Mark Dayton: A good deal for seniors

August 17th, 2009 - Op Ed

by Mark Dayton, Pioneer Press

August 17, 2009

Public pressure may be forcing the Obama administration to back off its deal allowing drug companies to continue ripping off billions of Medicare dollars at senior citizens’ and taxpayers’ expense.

It began in 2003, when Congress expanded Medicare to provide prescription drug coverage for seniors. At the last minute, behind closed doors, the conference committee added a new provision, not previously considered by either the House or the Senate. It prohibited Medicare’s administrators from negotiating lower prices for prescription drugs. Instead, Medicare was required to pay whatever prices seniors were charged for their medicines by the various insurance plans.

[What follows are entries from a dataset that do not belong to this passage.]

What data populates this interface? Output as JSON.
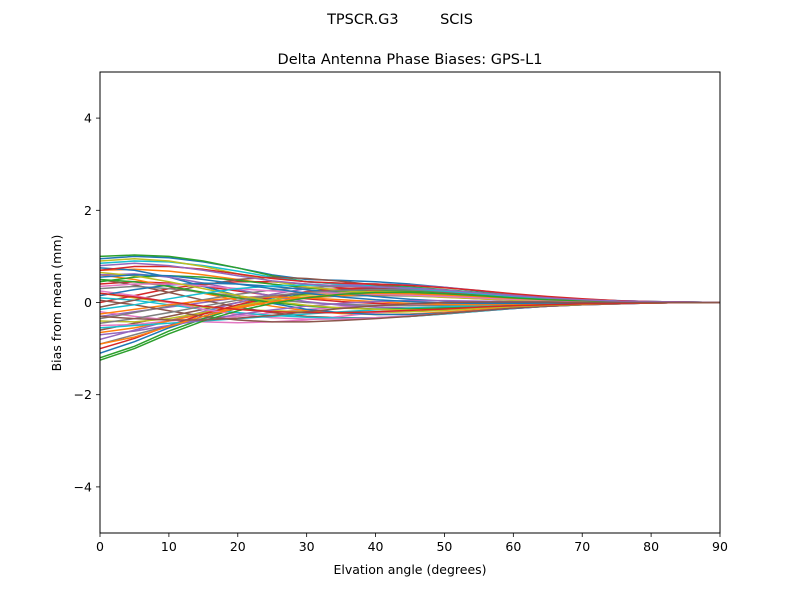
{
  "chart_data": {
    "type": "line",
    "suptitle": "TPSCR.G3         SCIS",
    "title": "Delta Antenna Phase Biases: GPS-L1",
    "xlabel": "Elvation angle (degrees)",
    "ylabel": "Bias from mean (mm)",
    "xlim": [
      0,
      90
    ],
    "ylim": [
      -5,
      5
    ],
    "xticks": [
      0,
      10,
      20,
      30,
      40,
      50,
      60,
      70,
      80,
      90
    ],
    "xtick_labels": [
      "0",
      "10",
      "20",
      "30",
      "40",
      "50",
      "60",
      "70",
      "80",
      "90"
    ],
    "yticks": [
      -4,
      -2,
      0,
      2,
      4
    ],
    "ytick_labels": [
      "−4",
      "−2",
      "0",
      "2",
      "4"
    ],
    "grid": false,
    "legend": "none",
    "x": [
      0,
      5,
      10,
      15,
      20,
      25,
      30,
      35,
      40,
      45,
      50,
      55,
      60,
      65,
      70,
      75,
      80,
      85,
      90
    ],
    "series": [
      {
        "color": "#1f77b4",
        "values": [
          0.95,
          1.0,
          0.97,
          0.88,
          0.75,
          0.6,
          0.5,
          0.48,
          0.45,
          0.4,
          0.33,
          0.25,
          0.18,
          0.12,
          0.07,
          0.04,
          0.02,
          0.01,
          0.0
        ]
      },
      {
        "color": "#ff7f0e",
        "values": [
          0.7,
          0.72,
          0.68,
          0.6,
          0.5,
          0.4,
          0.32,
          0.28,
          0.25,
          0.22,
          0.18,
          0.14,
          0.1,
          0.07,
          0.04,
          0.02,
          0.01,
          0.0,
          0.0
        ]
      },
      {
        "color": "#2ca02c",
        "values": [
          1.0,
          1.03,
          1.0,
          0.9,
          0.75,
          0.58,
          0.45,
          0.4,
          0.38,
          0.34,
          0.28,
          0.22,
          0.16,
          0.1,
          0.06,
          0.03,
          0.02,
          0.01,
          0.0
        ]
      },
      {
        "color": "#d62728",
        "values": [
          0.4,
          0.45,
          0.42,
          0.35,
          0.25,
          0.15,
          0.08,
          0.02,
          -0.02,
          -0.05,
          -0.06,
          -0.06,
          -0.05,
          -0.04,
          -0.03,
          -0.02,
          -0.01,
          0.0,
          0.0
        ]
      },
      {
        "color": "#9467bd",
        "values": [
          -0.3,
          -0.2,
          -0.1,
          0.0,
          0.1,
          0.15,
          0.18,
          0.2,
          0.2,
          0.18,
          0.15,
          0.12,
          0.08,
          0.05,
          0.03,
          0.02,
          0.01,
          0.0,
          0.0
        ]
      },
      {
        "color": "#8c564b",
        "values": [
          -0.6,
          -0.45,
          -0.3,
          -0.15,
          0.0,
          0.12,
          0.2,
          0.24,
          0.25,
          0.23,
          0.2,
          0.16,
          0.12,
          0.08,
          0.05,
          0.03,
          0.01,
          0.0,
          0.0
        ]
      },
      {
        "color": "#e377c2",
        "values": [
          -0.5,
          -0.48,
          -0.4,
          -0.35,
          -0.3,
          -0.22,
          -0.15,
          -0.1,
          -0.06,
          -0.04,
          -0.03,
          -0.02,
          -0.02,
          -0.01,
          -0.01,
          0.0,
          0.0,
          0.0,
          0.0
        ]
      },
      {
        "color": "#7f7f7f",
        "values": [
          -0.9,
          -0.7,
          -0.5,
          -0.3,
          -0.12,
          0.02,
          0.1,
          0.14,
          0.15,
          0.14,
          0.12,
          0.09,
          0.06,
          0.04,
          0.02,
          0.01,
          0.0,
          0.0,
          0.0
        ]
      },
      {
        "color": "#bcbd22",
        "values": [
          0.2,
          0.1,
          0.0,
          -0.1,
          -0.15,
          -0.18,
          -0.2,
          -0.22,
          -0.22,
          -0.2,
          -0.17,
          -0.13,
          -0.09,
          -0.06,
          -0.04,
          -0.02,
          -0.01,
          0.0,
          0.0
        ]
      },
      {
        "color": "#17becf",
        "values": [
          0.85,
          0.9,
          0.88,
          0.8,
          0.68,
          0.55,
          0.45,
          0.4,
          0.36,
          0.32,
          0.27,
          0.21,
          0.15,
          0.1,
          0.06,
          0.03,
          0.02,
          0.01,
          0.0
        ]
      },
      {
        "color": "#1f77b4",
        "values": [
          -1.1,
          -0.85,
          -0.55,
          -0.3,
          -0.08,
          0.1,
          0.22,
          0.28,
          0.3,
          0.28,
          0.24,
          0.18,
          0.13,
          0.08,
          0.05,
          0.03,
          0.01,
          0.0,
          0.0
        ]
      },
      {
        "color": "#ff7f0e",
        "values": [
          0.6,
          0.5,
          0.35,
          0.2,
          0.05,
          -0.08,
          -0.18,
          -0.24,
          -0.26,
          -0.25,
          -0.21,
          -0.16,
          -0.11,
          -0.07,
          -0.04,
          -0.02,
          -0.01,
          0.0,
          0.0
        ]
      },
      {
        "color": "#2ca02c",
        "values": [
          -1.2,
          -0.95,
          -0.62,
          -0.35,
          -0.12,
          0.06,
          0.18,
          0.24,
          0.26,
          0.25,
          0.21,
          0.16,
          0.11,
          0.07,
          0.04,
          0.02,
          0.01,
          0.0,
          0.0
        ]
      },
      {
        "color": "#d62728",
        "values": [
          0.0,
          0.15,
          0.3,
          0.4,
          0.45,
          0.45,
          0.4,
          0.32,
          0.25,
          0.18,
          0.12,
          0.08,
          0.05,
          0.03,
          0.02,
          0.01,
          0.0,
          0.0,
          0.0
        ]
      },
      {
        "color": "#9467bd",
        "values": [
          -0.8,
          -0.6,
          -0.4,
          -0.2,
          0.0,
          0.18,
          0.3,
          0.38,
          0.4,
          0.38,
          0.33,
          0.26,
          0.18,
          0.12,
          0.07,
          0.04,
          0.02,
          0.01,
          0.0
        ]
      },
      {
        "color": "#8c564b",
        "values": [
          0.5,
          0.38,
          0.22,
          0.05,
          -0.1,
          -0.22,
          -0.3,
          -0.33,
          -0.33,
          -0.3,
          -0.25,
          -0.19,
          -0.13,
          -0.08,
          -0.05,
          -0.03,
          -0.01,
          0.0,
          0.0
        ]
      },
      {
        "color": "#e377c2",
        "values": [
          -0.2,
          -0.3,
          -0.38,
          -0.42,
          -0.44,
          -0.42,
          -0.38,
          -0.3,
          -0.22,
          -0.16,
          -0.11,
          -0.07,
          -0.05,
          -0.03,
          -0.02,
          -0.01,
          0.0,
          0.0,
          0.0
        ]
      },
      {
        "color": "#7f7f7f",
        "values": [
          0.3,
          0.35,
          0.3,
          0.22,
          0.14,
          0.06,
          0.0,
          -0.04,
          -0.06,
          -0.07,
          -0.06,
          -0.05,
          -0.04,
          -0.03,
          -0.02,
          -0.01,
          0.0,
          0.0,
          0.0
        ]
      },
      {
        "color": "#bcbd22",
        "values": [
          -0.4,
          -0.42,
          -0.35,
          -0.22,
          -0.08,
          0.06,
          0.16,
          0.22,
          0.24,
          0.22,
          0.19,
          0.15,
          0.1,
          0.07,
          0.04,
          0.02,
          0.01,
          0.0,
          0.0
        ]
      },
      {
        "color": "#17becf",
        "values": [
          0.1,
          0.05,
          -0.05,
          -0.15,
          -0.22,
          -0.28,
          -0.32,
          -0.34,
          -0.33,
          -0.3,
          -0.25,
          -0.19,
          -0.13,
          -0.08,
          -0.05,
          -0.03,
          -0.01,
          0.0,
          0.0
        ]
      },
      {
        "color": "#1f77b4",
        "values": [
          0.75,
          0.7,
          0.55,
          0.35,
          0.15,
          -0.02,
          -0.15,
          -0.22,
          -0.26,
          -0.26,
          -0.23,
          -0.18,
          -0.13,
          -0.08,
          -0.05,
          -0.03,
          -0.01,
          0.0,
          0.0
        ]
      },
      {
        "color": "#ff7f0e",
        "values": [
          -0.65,
          -0.55,
          -0.4,
          -0.25,
          -0.1,
          0.02,
          0.1,
          0.15,
          0.17,
          0.16,
          0.14,
          0.11,
          0.08,
          0.05,
          0.03,
          0.02,
          0.01,
          0.0,
          0.0
        ]
      },
      {
        "color": "#2ca02c",
        "values": [
          0.45,
          0.55,
          0.58,
          0.55,
          0.48,
          0.4,
          0.32,
          0.25,
          0.2,
          0.16,
          0.12,
          0.09,
          0.06,
          0.04,
          0.02,
          0.01,
          0.0,
          0.0,
          0.0
        ]
      },
      {
        "color": "#d62728",
        "values": [
          -1.0,
          -0.78,
          -0.5,
          -0.25,
          -0.05,
          0.12,
          0.24,
          0.3,
          0.32,
          0.3,
          0.26,
          0.2,
          0.14,
          0.09,
          0.05,
          0.03,
          0.01,
          0.0,
          0.0
        ]
      },
      {
        "color": "#9467bd",
        "values": [
          0.6,
          0.62,
          0.55,
          0.42,
          0.28,
          0.14,
          0.02,
          -0.06,
          -0.1,
          -0.12,
          -0.11,
          -0.09,
          -0.07,
          -0.05,
          -0.03,
          -0.02,
          -0.01,
          0.0,
          0.0
        ]
      },
      {
        "color": "#8c564b",
        "values": [
          -0.1,
          0.05,
          0.22,
          0.38,
          0.5,
          0.55,
          0.52,
          0.46,
          0.38,
          0.3,
          0.22,
          0.15,
          0.1,
          0.06,
          0.04,
          0.02,
          0.01,
          0.0,
          0.0
        ]
      },
      {
        "color": "#e377c2",
        "values": [
          0.25,
          0.15,
          0.0,
          -0.15,
          -0.26,
          -0.33,
          -0.36,
          -0.36,
          -0.33,
          -0.29,
          -0.24,
          -0.18,
          -0.12,
          -0.08,
          -0.05,
          -0.03,
          -0.01,
          0.0,
          0.0
        ]
      },
      {
        "color": "#7f7f7f",
        "values": [
          -0.35,
          -0.22,
          -0.08,
          0.06,
          0.18,
          0.27,
          0.33,
          0.35,
          0.34,
          0.31,
          0.26,
          0.2,
          0.14,
          0.09,
          0.05,
          0.03,
          0.01,
          0.0,
          0.0
        ]
      },
      {
        "color": "#bcbd22",
        "values": [
          0.9,
          0.95,
          0.9,
          0.78,
          0.62,
          0.46,
          0.34,
          0.26,
          0.2,
          0.15,
          0.11,
          0.08,
          0.05,
          0.03,
          0.02,
          0.01,
          0.0,
          0.0,
          0.0
        ]
      },
      {
        "color": "#17becf",
        "values": [
          -0.55,
          -0.5,
          -0.45,
          -0.4,
          -0.35,
          -0.3,
          -0.25,
          -0.2,
          -0.16,
          -0.12,
          -0.09,
          -0.07,
          -0.05,
          -0.03,
          -0.02,
          -0.01,
          0.0,
          0.0,
          0.0
        ]
      },
      {
        "color": "#1f77b4",
        "values": [
          0.15,
          0.28,
          0.38,
          0.42,
          0.4,
          0.35,
          0.28,
          0.2,
          0.13,
          0.07,
          0.03,
          0.0,
          -0.01,
          -0.01,
          -0.01,
          0.0,
          0.0,
          0.0,
          0.0
        ]
      },
      {
        "color": "#ff7f0e",
        "values": [
          -0.25,
          -0.15,
          -0.05,
          0.04,
          0.1,
          0.12,
          0.1,
          0.06,
          0.02,
          -0.02,
          -0.04,
          -0.05,
          -0.04,
          -0.03,
          -0.02,
          -0.01,
          0.0,
          0.0,
          0.0
        ]
      },
      {
        "color": "#2ca02c",
        "values": [
          0.5,
          0.45,
          0.35,
          0.22,
          0.1,
          0.0,
          -0.08,
          -0.12,
          -0.14,
          -0.14,
          -0.12,
          -0.1,
          -0.07,
          -0.05,
          -0.03,
          -0.02,
          -0.01,
          0.0,
          0.0
        ]
      },
      {
        "color": "#d62728",
        "values": [
          0.7,
          0.78,
          0.78,
          0.72,
          0.62,
          0.52,
          0.45,
          0.42,
          0.4,
          0.37,
          0.32,
          0.26,
          0.19,
          0.13,
          0.08,
          0.04,
          0.02,
          0.01,
          0.0
        ]
      },
      {
        "color": "#9467bd",
        "values": [
          -0.7,
          -0.62,
          -0.5,
          -0.38,
          -0.26,
          -0.16,
          -0.08,
          -0.02,
          0.02,
          0.04,
          0.04,
          0.03,
          0.02,
          0.01,
          0.01,
          0.0,
          0.0,
          0.0,
          0.0
        ]
      },
      {
        "color": "#8c564b",
        "values": [
          0.05,
          -0.05,
          -0.18,
          -0.3,
          -0.38,
          -0.42,
          -0.42,
          -0.39,
          -0.35,
          -0.3,
          -0.24,
          -0.18,
          -0.12,
          -0.08,
          -0.05,
          -0.03,
          -0.01,
          0.0,
          0.0
        ]
      },
      {
        "color": "#e377c2",
        "values": [
          0.35,
          0.4,
          0.4,
          0.36,
          0.3,
          0.25,
          0.22,
          0.2,
          0.18,
          0.16,
          0.13,
          0.1,
          0.07,
          0.05,
          0.03,
          0.01,
          0.0,
          0.0,
          0.0
        ]
      },
      {
        "color": "#7f7f7f",
        "values": [
          -0.45,
          -0.35,
          -0.22,
          -0.08,
          0.05,
          0.15,
          0.22,
          0.26,
          0.28,
          0.27,
          0.24,
          0.19,
          0.14,
          0.09,
          0.05,
          0.03,
          0.01,
          0.0,
          0.0
        ]
      },
      {
        "color": "#bcbd22",
        "values": [
          0.65,
          0.58,
          0.45,
          0.3,
          0.15,
          0.03,
          -0.06,
          -0.12,
          -0.15,
          -0.16,
          -0.15,
          -0.12,
          -0.09,
          -0.06,
          -0.04,
          -0.02,
          -0.01,
          0.0,
          0.0
        ]
      },
      {
        "color": "#17becf",
        "values": [
          -0.15,
          -0.05,
          0.08,
          0.2,
          0.3,
          0.36,
          0.38,
          0.37,
          0.34,
          0.3,
          0.25,
          0.19,
          0.13,
          0.08,
          0.05,
          0.03,
          0.01,
          0.0,
          0.0
        ]
      },
      {
        "color": "#1f77b4",
        "values": [
          0.55,
          0.6,
          0.58,
          0.5,
          0.4,
          0.3,
          0.2,
          0.12,
          0.06,
          0.02,
          -0.01,
          -0.02,
          -0.02,
          -0.01,
          -0.01,
          0.0,
          0.0,
          0.0,
          0.0
        ]
      },
      {
        "color": "#ff7f0e",
        "values": [
          -0.9,
          -0.75,
          -0.52,
          -0.3,
          -0.12,
          0.02,
          0.12,
          0.18,
          0.2,
          0.19,
          0.17,
          0.13,
          0.09,
          0.06,
          0.04,
          0.02,
          0.01,
          0.0,
          0.0
        ]
      },
      {
        "color": "#2ca02c",
        "values": [
          -1.25,
          -1.0,
          -0.68,
          -0.4,
          -0.18,
          -0.02,
          0.1,
          0.18,
          0.22,
          0.22,
          0.19,
          0.15,
          0.1,
          0.06,
          0.04,
          0.02,
          0.01,
          0.0,
          0.0
        ]
      },
      {
        "color": "#d62728",
        "values": [
          0.2,
          0.12,
          0.02,
          -0.08,
          -0.15,
          -0.2,
          -0.22,
          -0.22,
          -0.2,
          -0.17,
          -0.14,
          -0.1,
          -0.07,
          -0.05,
          -0.03,
          -0.02,
          -0.01,
          0.0,
          0.0
        ]
      },
      {
        "color": "#9467bd",
        "values": [
          0.8,
          0.85,
          0.8,
          0.7,
          0.58,
          0.47,
          0.4,
          0.36,
          0.34,
          0.31,
          0.27,
          0.21,
          0.15,
          0.1,
          0.06,
          0.03,
          0.02,
          0.01,
          0.0
        ]
      },
      {
        "color": "#8c564b",
        "values": [
          -0.3,
          -0.35,
          -0.38,
          -0.38,
          -0.34,
          -0.28,
          -0.2,
          -0.13,
          -0.07,
          -0.03,
          0.0,
          0.01,
          0.01,
          0.01,
          0.0,
          0.0,
          0.0,
          0.0,
          0.0
        ]
      }
    ]
  }
}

Being forbidden from negotiating lower prices and thus saving money is so nonsensical that it’s hard to find a comparable example in the real world. So, I’ll have to make one up. Suppose a law were passed that, since this newspaper publishes opinion columns, it must accept mine and pay me $2,000 for it. No negotiation allowed.

That is obviously absurd. Unfortunately, in Washington, absurd practices benefiting powerful special interests far too often become laws. And since Medicare pays for all or part of two-thirds of all prescriptions nationwide, this absurdity costs senior citizens and taxpayers an additional $85 billion every year.

When the Obama administration sought political support and cost-saving concessions from the drug companies, their principal lobbyist proposed a deal. The pharmaceutical industry would promise to find $80 billion in “savings” over the next 10 years to help pay for the president’s health care reform and would support it if he would protect its existing Medicare gravy train.

Unbelievably, a top presidential aide reportedly agreed to that deal, supposedly as a necessary price for overall health care reform.

That agreement reveals the awful truth I saw too often in Washington deal-making: the best interests of the American people come last. The first hogs at the huge health care trough are the insurance and drug companies. Their profiteering is the number one reason that good health care is unaffordable for increasing numbers of Americans. Yet they have the political and financial power in Washington to defeat change that is against their interests, even if that change would benefit the American people.

To their credit, three committees in the U.S. House of Representatives recently stripped the drug companies of their Medicare price protection, which would reduce the prices senior citizens pay for their medicines and lower the program’s costs to American taxpayers.

Their actions, which were clearly in the American people’s best interests, prompted the drug industry’s dash to the White House to negotiate its “deal,” which would have required President Obama to reverse his campaign promise.

Since the deal was reported, public outcries and objections from principled members of Congress have apparently forced the White House to renounce it.

Now is the time to keep that pressure on, by contacting either the White House or members of Congress. Tell them: “No deals” with drug companies.

Any new health care law must include what most of them promised during their campaigns: allow Medicare to negotiate lower prescription drug prices, which would lead to lower prices for all of us.

That would be a very good deal.

Mark Dayton is a Democrat who served in the U.S. Senate from 2001 to 2007. He is a candidate for governor of Minnesota in 2010.